Los checos comenzaron la competición ante el rival más duro, Rusia, que les endosó un apabullante 4-1 en el que los pupilos de Michel Bilek no tuvieron nada que hacer ante unos inspirados Arshavin y Dzagoev. Cech recibió cuatro goles, pero pudieron ser más. Las cosas se pusieron difíciles para los checos pero en su segundo partido ante Grecia anotaron dos goles en los primeros cinco minutos que les valieron por una victoria, aunque acabaron pidiendo la hora después de que Salpingidis marcara para los griegos. Llegaba la última jornada y se jugaban el todo por el todo ante Polonia, una selección que había jugado bastante bien pero a la que el físico le falla y pega un gran bajón en las segundas partes. A los de Smuda solo les valía ganar para sacar el billete para cuartos y, apoyados por su gente, se erigían como favoritos para ese partido. Sin embargo, Jiracek anotó en la recta final un gol que valió la clasificación para una República Checa que no era de las favoritas para llegar a cuartos.

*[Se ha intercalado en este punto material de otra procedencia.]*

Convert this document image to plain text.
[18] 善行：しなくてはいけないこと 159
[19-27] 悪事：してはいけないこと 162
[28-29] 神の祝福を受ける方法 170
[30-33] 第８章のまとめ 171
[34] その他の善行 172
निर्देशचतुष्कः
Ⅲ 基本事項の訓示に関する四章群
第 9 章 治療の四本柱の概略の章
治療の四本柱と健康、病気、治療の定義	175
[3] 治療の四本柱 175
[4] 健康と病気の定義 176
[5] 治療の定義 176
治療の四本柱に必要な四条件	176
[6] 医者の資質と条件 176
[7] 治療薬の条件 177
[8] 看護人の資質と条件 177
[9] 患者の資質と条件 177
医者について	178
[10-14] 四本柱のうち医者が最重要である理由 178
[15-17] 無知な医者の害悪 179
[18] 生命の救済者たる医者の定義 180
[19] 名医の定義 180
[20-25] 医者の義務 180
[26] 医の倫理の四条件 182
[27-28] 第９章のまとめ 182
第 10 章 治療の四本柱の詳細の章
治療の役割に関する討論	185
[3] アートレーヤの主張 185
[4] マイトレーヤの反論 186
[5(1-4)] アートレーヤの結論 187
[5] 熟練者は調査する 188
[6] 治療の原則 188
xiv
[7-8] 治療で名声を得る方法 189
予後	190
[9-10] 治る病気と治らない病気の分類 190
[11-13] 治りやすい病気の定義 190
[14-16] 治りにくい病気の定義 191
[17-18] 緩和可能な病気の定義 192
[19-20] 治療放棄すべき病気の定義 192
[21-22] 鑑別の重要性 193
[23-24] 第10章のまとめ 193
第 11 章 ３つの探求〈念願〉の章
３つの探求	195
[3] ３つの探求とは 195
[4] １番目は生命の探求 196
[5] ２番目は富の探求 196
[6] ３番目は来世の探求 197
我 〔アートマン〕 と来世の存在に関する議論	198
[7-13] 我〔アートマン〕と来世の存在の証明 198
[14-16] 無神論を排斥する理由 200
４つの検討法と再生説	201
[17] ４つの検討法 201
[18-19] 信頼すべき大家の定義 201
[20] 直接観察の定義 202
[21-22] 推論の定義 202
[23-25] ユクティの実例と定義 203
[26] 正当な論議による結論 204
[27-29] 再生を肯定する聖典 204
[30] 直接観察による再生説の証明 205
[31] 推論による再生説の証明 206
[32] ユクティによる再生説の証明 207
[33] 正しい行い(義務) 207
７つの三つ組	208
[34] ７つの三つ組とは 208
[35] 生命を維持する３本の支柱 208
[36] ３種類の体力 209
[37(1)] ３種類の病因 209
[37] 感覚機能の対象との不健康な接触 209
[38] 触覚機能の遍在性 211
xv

Más épico es el caso de Grecia. Debutaron ante Polonia y empezaron perdiendo y con un hombre expulsado antes del descanso. A pesar de ello los helenos empataron el encuentro por medio de Salpingidis y con 10 jugadores pudieron remontar de no ser por la gran intervención de Tyton deteniendo un penalti al capitán Karagounis. En el segundo partido se enfrentaron a los checos y, como ya señalé antes, perdieron 2-1 encajando dos goles en los primeros cinco minutos de encuentro. A pesar de ello, no tiraron la toalla, siguieron peleando con garra y acabaron poniendo contra las cuerdas a los centroeuropeos. El último partido era el más complicado para los de Fernando Santos, ya que se cruzaban contra la imponente Rusia. Un gol de Karagounis al filo del descanso dio la victoria a los  helenos que, a pesar de todo sufrieron un tremendo acoso de los de Advocaat en los minutos finales.

Estos dos ejemplos demuestran que en el deporte nunca se puede tirar la toalla y que siempre hay lugar para la esperanza. Dos selecciones que eran las principales favoritas para quedarse fuera de los cuartos de final de ese grupo A pero que rompieron con las predicciones y con sus malos inicios para dar la campanada del torneo hasta el momento.